One reason I worry that social media is making much Americans dumber is its tendency to convince people they never need to read past a headline to “know” what’s in a news story. And boy, are we getting evidence of that with the stock market reaction to misleading headlines like “U.S. and China agree to slash reciprocal tariffs in major step toward easing trade war.” The stock market roared upward, behaving as if Trump had actually called off his stupid trade war. 

He is not. If investors had read past the headlines, they might have noticed there’s actually no “deal.” This is only a 90-day delay on Trump’s 145% tariff, and we’re still facing a 30% tariff for the next three months. Prices will still soar, causing an economic slowdown. The uncertainty will also continue to slow business expansion.

But stock market investors are optimistic, because they believe, even after all this, that Trump is just kidding about the tariffs. Trump lies about everything, all the time, and in a perverse sense that helps him, by allowing highly motivated people to tell themselves that Trump secretly agrees with their views. Some pro-choice Trump voters told themselves he wasn’t “really” anti-abortion. Others decided his overt racism was “just” trolling, and that he wasn’t going to deport the people in their lives. 

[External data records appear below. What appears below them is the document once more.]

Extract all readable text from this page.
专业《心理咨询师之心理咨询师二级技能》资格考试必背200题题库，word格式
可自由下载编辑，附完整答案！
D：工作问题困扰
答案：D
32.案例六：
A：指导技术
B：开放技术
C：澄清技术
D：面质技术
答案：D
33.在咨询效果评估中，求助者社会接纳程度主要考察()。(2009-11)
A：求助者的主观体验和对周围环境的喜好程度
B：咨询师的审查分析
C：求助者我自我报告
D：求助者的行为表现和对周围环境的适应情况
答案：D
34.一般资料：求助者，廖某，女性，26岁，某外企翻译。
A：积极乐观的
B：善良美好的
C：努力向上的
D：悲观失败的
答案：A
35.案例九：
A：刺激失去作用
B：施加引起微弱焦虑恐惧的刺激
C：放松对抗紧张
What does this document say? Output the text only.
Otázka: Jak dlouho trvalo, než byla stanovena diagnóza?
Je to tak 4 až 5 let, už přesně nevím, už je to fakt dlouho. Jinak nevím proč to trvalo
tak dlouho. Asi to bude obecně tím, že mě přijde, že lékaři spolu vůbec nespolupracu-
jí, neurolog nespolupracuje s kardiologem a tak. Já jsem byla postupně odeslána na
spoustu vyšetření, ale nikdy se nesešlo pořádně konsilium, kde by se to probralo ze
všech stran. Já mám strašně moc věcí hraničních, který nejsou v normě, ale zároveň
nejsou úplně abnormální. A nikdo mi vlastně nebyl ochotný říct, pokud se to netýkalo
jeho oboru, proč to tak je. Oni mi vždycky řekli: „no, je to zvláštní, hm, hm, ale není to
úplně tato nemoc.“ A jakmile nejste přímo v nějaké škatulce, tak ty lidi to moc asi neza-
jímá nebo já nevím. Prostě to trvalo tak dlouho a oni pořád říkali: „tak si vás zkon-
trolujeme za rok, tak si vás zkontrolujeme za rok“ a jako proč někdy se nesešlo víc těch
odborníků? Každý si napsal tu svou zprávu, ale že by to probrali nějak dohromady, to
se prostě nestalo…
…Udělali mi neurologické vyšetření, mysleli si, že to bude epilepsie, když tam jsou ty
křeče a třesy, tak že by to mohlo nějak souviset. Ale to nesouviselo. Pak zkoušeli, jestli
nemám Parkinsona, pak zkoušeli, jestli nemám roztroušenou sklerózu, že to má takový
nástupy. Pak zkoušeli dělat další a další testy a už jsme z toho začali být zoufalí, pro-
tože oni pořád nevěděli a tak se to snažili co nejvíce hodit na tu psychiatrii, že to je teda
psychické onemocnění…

Similar wishful thinking is buoying the stock market. People have convinced themselves Trump isn’t serious about tariffs. They just don’t want to believe that President Drink Bleach could be as dumb as he sounds when he talks about tariff policy. But he is precisely that dumb. 

Maybe his staff can lure him into backing down by making him believe that he’s cutting “deals.” But even if they do, his childish behavior will cause serious economic damage. There’s no good news here: It’s just hoping for less-bad news at this point.